Tra i tanti casi analizzati nel saggio ce n’è uno che ti ha colpito particolarmente e se sì perché?

Le due monache belga che avvelenavano i ricoverati in ospedale per soddisfare la propria libido. Mi sembra un evento esageratamente efferato, inspiegabile.

Da scrittrice a editrice. Quando e perché hai deciso di compiere questo passo e di fondare la Iris 4 Edizioni?

Il mio amore rimane purtroppo solo e sempre il giornalismo. Non essendo più soddisfatta dal sistema dell’informazione dove avrei potuto fiondarmi?

A cosa si deve la scelta del nome “Iris 4” per la casa editrice?

Adoro le piante. Aspettavo con ansia che sbocciassero i fiori sul mio terrazzo e l’inverno rigido mi regalò quattro splendidi iris lo stesso giorno in cui avevo appuntamento col notaio per formalizzare la nascita della casa editrice.

La Iris 4 offre al lettore una catalogo molto variegato, ben dodici collane che spaziano dalla narrativa alla saggistica passando per la poesia. Sicuramente ce n’è per tutti i gusti, ma qual è il criterio adottato nella selezione? Quali caratteristiche deve possedere un manoscritto per essere pubblicato da questa casa editrice?

In verità riceviamo moltissime proposte. Per la maggior parte si tratta di autori che “vomitano parole”, la larga scrematura è quindi d’ordinanza. Il ricevuto viene letto e criticato da tre persone e usiamo rispondere in ogni caso all’autore. Più che la forma è importante l’idea. È difficile puntualizzare oggi delle caratteristiche fisse.
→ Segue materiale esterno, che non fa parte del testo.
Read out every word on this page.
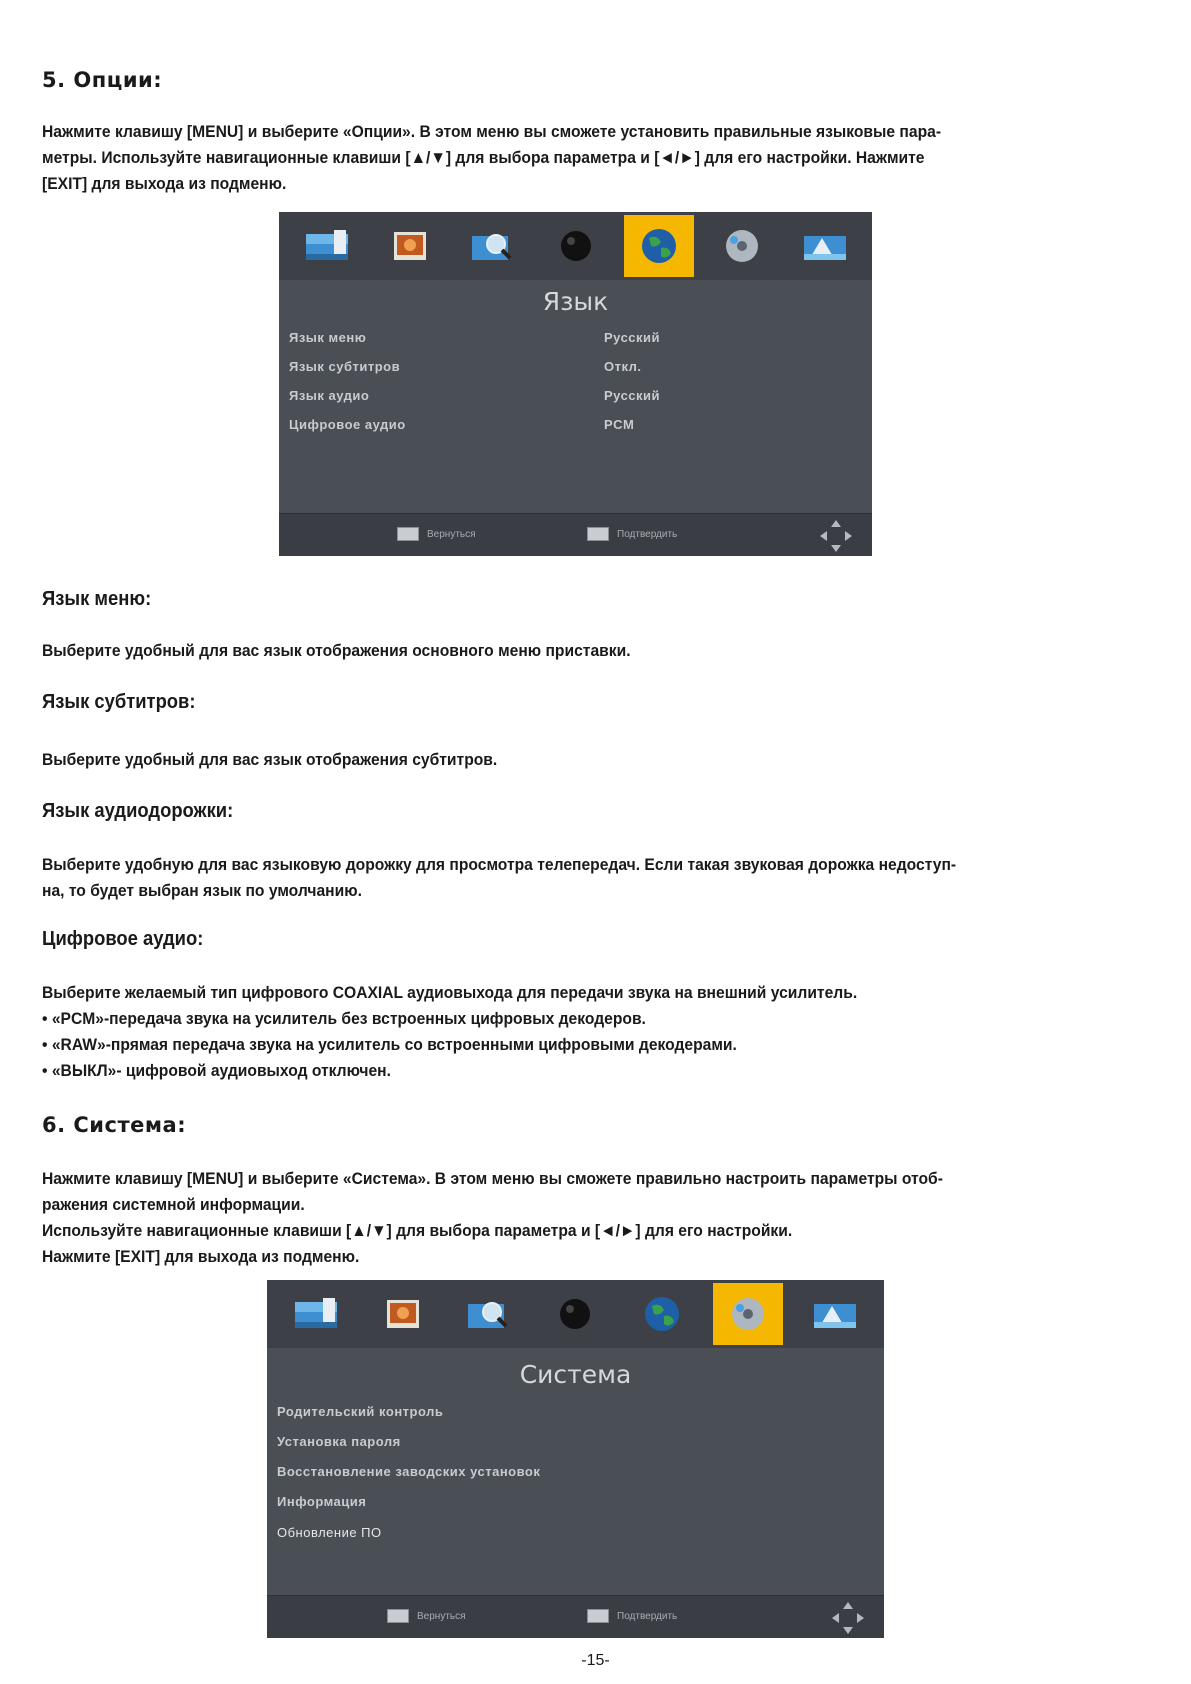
5. Опции:

Нажмите клавишу [MENU] и выберите «Опции». В этом меню вы сможете установить правильные языковые пара-
метры. Используйте навигационные клавиши [▲/▼] для выбора параметра и [◄/►] для его настройки. Нажмите
[EXIT] для выхода из подменю.

Язык
Язык меню	Русский
Язык субтитров	Откл.
Язык аудио	Русский
Цифровое аудио	PCM
Вернуться	Подтвердить
Язык меню:

Выберите удобный для вас язык отображения основного меню приставки.

Язык субтитров:

Выберите удобный для вас язык отображения субтитров.

Язык аудиодорожки:

Выберите удобную для вас языковую дорожку для просмотра телепередач. Если такая звуковая дорожка недоступ-
на, то будет выбран язык по умолчанию.

Цифровое аудио:

Выберите желаемый тип цифрового COAXIAL аудиовыхода для передачи звука на внешний усилитель.
• «PCM»-передача звука на усилитель без встроенных цифровых декодеров.
• «RAW»-прямая передача звука на усилитель со встроенными цифровыми декодерами.
• «ВЫКЛ»- цифровой аудиовыход отключен.

6. Система:

Нажмите клавишу [MENU] и выберите «Система». В этом меню вы сможете правильно настроить параметры отоб-
ражения системной информации.
Используйте навигационные клавиши [▲/▼] для выбора параметра и [◄/►] для его настройки.
Нажмите [EXIT] для выхода из подменю.

Система
Родительский контроль
Установка пароля
Восстановление заводских установок
Информация
Обновление ПО
Вернуться	Подтвердить
-15-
Sempre più spesso si sente parlare di crisi dell’editoria, determinata anche dal fatto che in Italia sembrano esserci più scrittori che lettori. Quale la tua opinione in merito?

Chi rovina l’editoria sono i cosiddetti “editori a pagamento” che nemmeno dovrebbero definirsi editori! E ancora, essendo arrivata in Italia la moda dello psicologo che convince il paziente a scrivere un diario, tutti scrivono! Amici e parenti dell’aspirante autore-paziente lo convincono poi che tratta di qualcosa di ottimo, di conseguenza ognuno sogna il proprio libro sullo scaffale. Ecco perché arrivano tante schifezze… perdite di tempo.

Cosa pensi dell’avvento dell’editoria elettronica e come ti rapporti a questa realtà? 

Personalmente trovo che il libro sia insostituibile, soprattutto per la cultura europea. Ho del resto sempre sostenuto che in Italia l’i-book avrebbe attecchito poco. E così è. Stando alle ultime statistiche la percentuale di diffusione nazionale è dell’1%.

Sogni nel cassetto e progetti per il prossimo futuro?

Mi sono vista costretta a ridimensionare i miei sogni… Il governo Berlusconi ha buttato alle ortiche la normativa legata alla costituzione della Picc. Soc. Coop. Arl convogliandola nelle cooperative generiche. Un disastro! Come si può paragonare chi fa libri a chi fa formaggi? Sono costretta proprio in questi giorni a rifare tutto dal notaio e a trovare soci-lavoratori (che amino l’editoria) disposti a mettersi in gioco.